In sum, we have kids growing up in families where the parent or parents work. They are handed over to day-care and come home to empty houses, eat junk food, and sit down in front of the TV. They watch whatever comes on, and being the animals we all are, they imitate what they see on TV. As they head to school their parents expect the harried teachers to instill good behavior in their kids — kids whose brains have been fried, as  Dr. Jane Healy tells us, before they ever sit down in first grade. The teachers are supposed to teach them reading, writing, and arithmetic — while also raising the child to be a good adult. Sometimes it happens because there are dedicated, underpaid and overworked teachers out there; but most often it doesn’t.  The result is then a spoiled brat whose parents cannot deny him anything because they have been told that discipline is a bad thing and they feel guilty about leaving them alone so much. The child often has ADD, craves attention, is prone to violence, and has no idea whatever how he is supposed to behave in the world around him. He may even grow up to be president!

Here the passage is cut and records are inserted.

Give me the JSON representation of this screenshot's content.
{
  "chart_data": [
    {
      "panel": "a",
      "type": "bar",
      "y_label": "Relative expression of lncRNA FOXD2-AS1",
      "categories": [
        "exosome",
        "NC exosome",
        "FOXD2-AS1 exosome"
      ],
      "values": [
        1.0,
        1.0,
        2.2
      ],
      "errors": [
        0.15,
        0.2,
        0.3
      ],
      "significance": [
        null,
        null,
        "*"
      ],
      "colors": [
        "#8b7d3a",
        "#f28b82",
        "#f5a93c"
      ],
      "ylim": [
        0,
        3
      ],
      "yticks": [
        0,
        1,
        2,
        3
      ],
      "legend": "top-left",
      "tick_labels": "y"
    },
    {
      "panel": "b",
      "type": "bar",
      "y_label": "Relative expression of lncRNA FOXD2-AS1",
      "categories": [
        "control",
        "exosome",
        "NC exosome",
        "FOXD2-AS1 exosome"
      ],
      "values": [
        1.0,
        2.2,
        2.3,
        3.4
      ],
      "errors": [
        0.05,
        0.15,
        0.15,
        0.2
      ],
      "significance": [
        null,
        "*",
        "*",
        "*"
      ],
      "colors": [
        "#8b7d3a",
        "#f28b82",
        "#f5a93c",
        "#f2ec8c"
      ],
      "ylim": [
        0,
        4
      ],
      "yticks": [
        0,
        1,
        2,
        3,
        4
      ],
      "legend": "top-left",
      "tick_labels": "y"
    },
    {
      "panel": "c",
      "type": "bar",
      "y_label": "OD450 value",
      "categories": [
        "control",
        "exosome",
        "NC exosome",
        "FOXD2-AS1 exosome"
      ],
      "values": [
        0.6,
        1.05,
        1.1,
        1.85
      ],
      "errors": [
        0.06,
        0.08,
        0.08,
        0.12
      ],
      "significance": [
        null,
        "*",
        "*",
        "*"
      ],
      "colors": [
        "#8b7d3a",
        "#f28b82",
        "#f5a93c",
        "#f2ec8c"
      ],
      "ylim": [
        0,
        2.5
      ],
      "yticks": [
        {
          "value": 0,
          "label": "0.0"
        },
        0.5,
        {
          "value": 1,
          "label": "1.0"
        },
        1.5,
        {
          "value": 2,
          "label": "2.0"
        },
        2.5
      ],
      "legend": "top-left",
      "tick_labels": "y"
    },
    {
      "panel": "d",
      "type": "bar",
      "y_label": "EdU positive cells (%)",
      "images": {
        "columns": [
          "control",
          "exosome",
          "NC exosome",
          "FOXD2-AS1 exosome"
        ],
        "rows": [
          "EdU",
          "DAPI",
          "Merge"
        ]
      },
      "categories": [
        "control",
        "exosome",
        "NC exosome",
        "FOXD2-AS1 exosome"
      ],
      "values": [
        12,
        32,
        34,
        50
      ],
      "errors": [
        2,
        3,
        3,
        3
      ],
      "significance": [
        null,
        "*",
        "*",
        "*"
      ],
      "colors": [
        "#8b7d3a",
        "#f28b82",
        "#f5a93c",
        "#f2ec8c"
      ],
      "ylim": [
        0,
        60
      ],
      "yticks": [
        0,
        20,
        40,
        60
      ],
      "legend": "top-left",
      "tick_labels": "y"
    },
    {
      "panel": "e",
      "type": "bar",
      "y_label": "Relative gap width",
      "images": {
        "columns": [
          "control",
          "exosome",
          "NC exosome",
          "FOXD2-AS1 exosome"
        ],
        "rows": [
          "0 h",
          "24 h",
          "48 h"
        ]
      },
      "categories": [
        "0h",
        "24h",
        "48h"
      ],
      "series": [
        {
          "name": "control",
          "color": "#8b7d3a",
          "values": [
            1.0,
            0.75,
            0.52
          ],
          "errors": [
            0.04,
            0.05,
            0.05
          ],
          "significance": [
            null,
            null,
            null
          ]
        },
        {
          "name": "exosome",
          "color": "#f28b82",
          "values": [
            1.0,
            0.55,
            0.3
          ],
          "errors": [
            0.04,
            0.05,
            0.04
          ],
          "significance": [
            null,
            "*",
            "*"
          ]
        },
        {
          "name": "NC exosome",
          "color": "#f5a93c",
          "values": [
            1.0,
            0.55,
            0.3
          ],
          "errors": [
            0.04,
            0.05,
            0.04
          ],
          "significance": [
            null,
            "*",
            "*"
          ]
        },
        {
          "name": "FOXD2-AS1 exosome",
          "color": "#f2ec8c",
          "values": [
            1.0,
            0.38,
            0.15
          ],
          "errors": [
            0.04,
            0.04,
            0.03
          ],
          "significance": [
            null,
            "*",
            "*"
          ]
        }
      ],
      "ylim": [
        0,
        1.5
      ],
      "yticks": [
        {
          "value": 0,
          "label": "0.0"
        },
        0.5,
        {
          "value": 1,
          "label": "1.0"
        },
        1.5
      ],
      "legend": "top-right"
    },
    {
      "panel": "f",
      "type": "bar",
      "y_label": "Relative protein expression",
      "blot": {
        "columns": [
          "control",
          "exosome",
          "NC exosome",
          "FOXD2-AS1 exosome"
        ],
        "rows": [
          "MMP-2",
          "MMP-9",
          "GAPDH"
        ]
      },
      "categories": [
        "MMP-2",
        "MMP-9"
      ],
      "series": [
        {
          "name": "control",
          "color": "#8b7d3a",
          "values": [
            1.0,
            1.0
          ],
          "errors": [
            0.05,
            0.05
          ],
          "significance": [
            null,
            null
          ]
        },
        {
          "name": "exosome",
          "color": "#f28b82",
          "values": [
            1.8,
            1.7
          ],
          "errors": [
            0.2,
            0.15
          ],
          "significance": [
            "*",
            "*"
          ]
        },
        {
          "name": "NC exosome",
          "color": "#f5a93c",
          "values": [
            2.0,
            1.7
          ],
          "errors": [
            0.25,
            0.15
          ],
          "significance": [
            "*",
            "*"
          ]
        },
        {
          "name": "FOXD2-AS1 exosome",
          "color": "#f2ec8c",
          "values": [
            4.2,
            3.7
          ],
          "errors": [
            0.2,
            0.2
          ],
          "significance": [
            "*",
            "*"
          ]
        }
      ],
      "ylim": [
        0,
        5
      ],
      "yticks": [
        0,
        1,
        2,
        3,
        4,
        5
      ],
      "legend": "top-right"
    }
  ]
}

What I have sketched here is based on generalizations, of course. And generalizations always allow of exceptions. There are bright and capable kids who have turned out to be good students and well-adjusted adults in spite of working parents, TV,  violent games, and day care. There have also been adults with weak character who have turned out to be bad eggs in spite of being raised at home with a loving parent or two. But there is usually a core of truth in generalizations that are based on careful observation and the expert testimony of people like Dr. Healy, author of Endangered Minds, who work with kids daily. And the increasing failure of our schools and the growing numbers of out-of-control kids who turn into narcissistic adults raise profound questions about our priorities and the obligations we have to our kids and to one another.